OneTab: This will save you from being buried by tabs. Try it and you'll see why - MrBra
https://chrome.google.com/webstore/detail/onetab/chphlpgkkbolifaimnlloiipkdnihall
======
MrBra
I initially thought I did not need this, in fact I had been sticking with Tabs
Outliner for some time and felt the latter was the closer to what I actually
needed.

With Tab Outliner when you close windows, all the tabs are saved to a window
container than you can later reopen so you can easily manage tabs by task.
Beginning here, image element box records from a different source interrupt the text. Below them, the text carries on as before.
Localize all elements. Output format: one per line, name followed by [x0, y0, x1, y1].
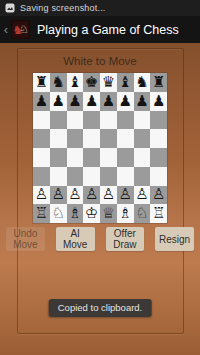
chess-piece-wp: ♙ — [85, 187, 98, 202]
board-square[interactable]: ♝ — [117, 73, 134, 92]
board-square[interactable]: ♙ — [150, 186, 167, 205]
board-square[interactable] — [150, 111, 167, 130]
undo-move-button[interactable]: Undo Move — [6, 227, 45, 251]
chess-board[interactable]: ♜♞♝♚♛♝♞♜♟♟♟♟♟♟♟♟♙♙♙♙♙♙♙♙♖♘♗♔♕♗♘♖ — [33, 73, 167, 223]
board-square[interactable] — [150, 129, 167, 148]
action-bar: ‹ ♞ ♘ Playing a Game of Chess — [0, 16, 200, 43]
board-square[interactable] — [100, 129, 117, 148]
board-square[interactable] — [100, 167, 117, 186]
chess-piece-bp: ♟ — [102, 93, 115, 108]
board-square[interactable]: ♙ — [83, 186, 100, 205]
chess-piece-bp: ♟ — [35, 93, 48, 108]
chess-piece-wb: ♗ — [118, 206, 131, 221]
board-square[interactable]: ♙ — [134, 186, 151, 205]
board-square[interactable] — [83, 111, 100, 130]
board-square[interactable] — [134, 148, 151, 167]
notification-text: Saving screenshot... — [20, 3, 106, 13]
chess-piece-wq: ♕ — [102, 206, 115, 221]
button-row: Undo Move AI Move Offer Draw Resign — [6, 227, 194, 251]
board-square[interactable]: ♟ — [117, 92, 134, 111]
board-square[interactable]: ♘ — [134, 204, 151, 223]
app-icon-knight-white: ♘ — [19, 23, 29, 36]
chess-piece-wn: ♘ — [135, 206, 148, 221]
board-square[interactable] — [100, 111, 117, 130]
board-square[interactable]: ♗ — [117, 204, 134, 223]
board-square[interactable] — [134, 167, 151, 186]
chess-piece-wp: ♙ — [68, 187, 81, 202]
board-square[interactable] — [100, 148, 117, 167]
board-square[interactable]: ♕ — [100, 204, 117, 223]
chess-piece-bn: ♞ — [51, 74, 64, 89]
chess-piece-bp: ♟ — [135, 93, 148, 108]
chess-piece-wp: ♙ — [35, 187, 48, 202]
status-bar: Saving screenshot... — [0, 0, 200, 16]
toast-message: Copied to clipboard. — [49, 299, 152, 317]
board-square[interactable]: ♜ — [150, 73, 167, 92]
chess-piece-bp: ♟ — [51, 93, 64, 108]
chess-piece-bp: ♟ — [68, 93, 81, 108]
board-square[interactable]: ♖ — [33, 204, 50, 223]
board-square[interactable]: ♟ — [67, 92, 84, 111]
offer-draw-button[interactable]: Offer Draw — [106, 227, 145, 251]
app-screen: Saving screenshot... ‹ ♞ ♘ Playing a Gam… — [0, 0, 200, 355]
board-square[interactable]: ♔ — [83, 204, 100, 223]
board-square[interactable] — [67, 148, 84, 167]
board-square[interactable]: ♙ — [67, 186, 84, 205]
app-icon: ♞ ♘ — [11, 20, 30, 39]
chess-piece-br: ♜ — [152, 74, 165, 89]
chess-piece-wn: ♘ — [51, 206, 64, 221]
board-square[interactable]: ♟ — [33, 92, 50, 111]
board-square[interactable] — [83, 167, 100, 186]
board-square[interactable]: ♟ — [50, 92, 67, 111]
chess-piece-wp: ♙ — [51, 187, 64, 202]
board-square[interactable]: ♟ — [100, 92, 117, 111]
chess-piece-bn: ♞ — [135, 74, 148, 89]
board-square[interactable]: ♝ — [67, 73, 84, 92]
board-square[interactable]: ♞ — [134, 73, 151, 92]
chess-piece-bp: ♟ — [85, 93, 98, 108]
board-square[interactable]: ♞ — [50, 73, 67, 92]
board-square[interactable] — [33, 129, 50, 148]
board-square[interactable] — [83, 129, 100, 148]
board-square[interactable] — [33, 111, 50, 130]
board-square[interactable] — [83, 148, 100, 167]
board-square[interactable] — [50, 167, 67, 186]
board-square[interactable] — [117, 148, 134, 167]
board-square[interactable] — [150, 148, 167, 167]
chess-piece-bp: ♟ — [118, 93, 131, 108]
screenshot-image-icon — [5, 3, 15, 13]
chess-piece-wp: ♙ — [102, 187, 115, 202]
chess-piece-br: ♜ — [35, 74, 48, 89]
back-chevron-icon[interactable]: ‹ — [2, 16, 10, 43]
chess-piece-wb: ♗ — [68, 206, 81, 221]
board-square[interactable]: ♙ — [33, 186, 50, 205]
board-square[interactable] — [33, 167, 50, 186]
board-square[interactable] — [117, 111, 134, 130]
chess-piece-bk: ♚ — [85, 74, 98, 89]
chess-piece-bb: ♝ — [68, 74, 81, 89]
board-square[interactable]: ♙ — [117, 186, 134, 205]
chess-piece-wr: ♖ — [35, 206, 48, 221]
board-square[interactable]: ♘ — [50, 204, 67, 223]
chess-piece-wp: ♙ — [118, 187, 131, 202]
board-square[interactable]: ♛ — [100, 73, 117, 92]
board-square[interactable] — [33, 148, 50, 167]
board-square[interactable] — [50, 129, 67, 148]
board-square[interactable] — [67, 129, 84, 148]
board-square[interactable] — [67, 111, 84, 130]
board-square[interactable]: ♗ — [67, 204, 84, 223]
turn-indicator: White to Move — [0, 55, 200, 67]
board-square[interactable]: ♜ — [33, 73, 50, 92]
board-square[interactable] — [134, 129, 151, 148]
board-square[interactable] — [67, 167, 84, 186]
ai-move-button[interactable]: AI Move — [56, 227, 95, 251]
chess-piece-wp: ♙ — [135, 187, 148, 202]
chess-piece-bb: ♝ — [118, 74, 131, 89]
board-square[interactable]: ♟ — [83, 92, 100, 111]
board-square[interactable] — [134, 111, 151, 130]
chess-piece-wr: ♖ — [152, 206, 165, 221]
board-square[interactable]: ♟ — [134, 92, 151, 111]
chess-piece-bq: ♛ — [102, 74, 115, 89]
board-square[interactable] — [50, 111, 67, 130]
board-square[interactable]: ♙ — [100, 186, 117, 205]
chess-piece-wk: ♔ — [85, 206, 98, 221]
resign-button[interactable]: Resign — [155, 227, 194, 251]
board-square[interactable]: ♙ — [50, 186, 67, 205]
page-title: Playing a Game of Chess — [37, 23, 179, 37]
chess-piece-bp: ♟ — [152, 93, 165, 108]
board-square[interactable] — [117, 129, 134, 148]
board-square[interactable]: ♚ — [83, 73, 100, 92]
board-square[interactable] — [150, 167, 167, 186]
board-square[interactable] — [117, 167, 134, 186]
chess-piece-wp: ♙ — [152, 187, 165, 202]
board-square[interactable]: ♟ — [150, 92, 167, 111]
board-square[interactable] — [50, 148, 67, 167]
board-square[interactable]: ♖ — [150, 204, 167, 223]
This is in fact what I was after too, saving a window with all the tabs on a
task basis. Example: today I am working on an Android app and I've got 20
_temporary_ tabs open (API documentation, stackoverflow, google searches, ...)
and I suddenly I want to switch to a different task or close the browser
without worries. These tabs do not deserve a bookmark status, nor to end up in
a session together with tabs from a different window that I am using for more
casual browsing. So there comes Tab Outliner, you just close the browser or
one browser window and you have all the tabs packed and grouped by window
containers in a top down side bar, which is also useful at reading tab titles.

Neat you say. You can even synchronize those window containers on a Chrome
browser running on another machine using your Google account (pay version)!

But once again I found myself doing what I hate seeing myself doing: moving
and reordering tabs across parent objects (those window containers within Tabs
Outliner) and saving those containers for... when? Later, yeah sure. And if
you don't resist it, you will end up basically doing what you were running
from: saving and categorizing bookmarks for temporary pages that you might
never browse again.

So here is where OneTab is different: press the OneTab button and all tabs are
closed and listed in the OneTab tab in a group. Then at any time you just
click on a item and it comes back as a tab. The fact that once the tabs have
been "one-tabbed" will always be displayed in that permanent list grouped by
the moment you "onetabbed" them for some reasons works better than browsing
history and gives you that reassuring feeling of not loosing anything you had
magically discovered on the Internetz and at the same time it gives you the
immediate relief of having just one single tab open, that kind of "I don't
have to worry about anything" feeling.

For semi-casual browsing this is a perfect concept, because you will not need
to reorder and rename those lists, you just need to know that it's all there.

Most importantly you start trusting again the idea that if your brain saw
something of fundamental importance, it will remember it and will be able to
recover it from the OneTab list whether it was a re-organizable list or not.

This does not interfere with Tabs Outliner and does not goes against it for
those times where you actually need to save a "themed" set of tabs.

Basically I thought I did not need this because I was using Tab Outliner but I
installed it for a not so tech friend, decided to try it myself, and now I
can't be more happy of being able to browse and forget!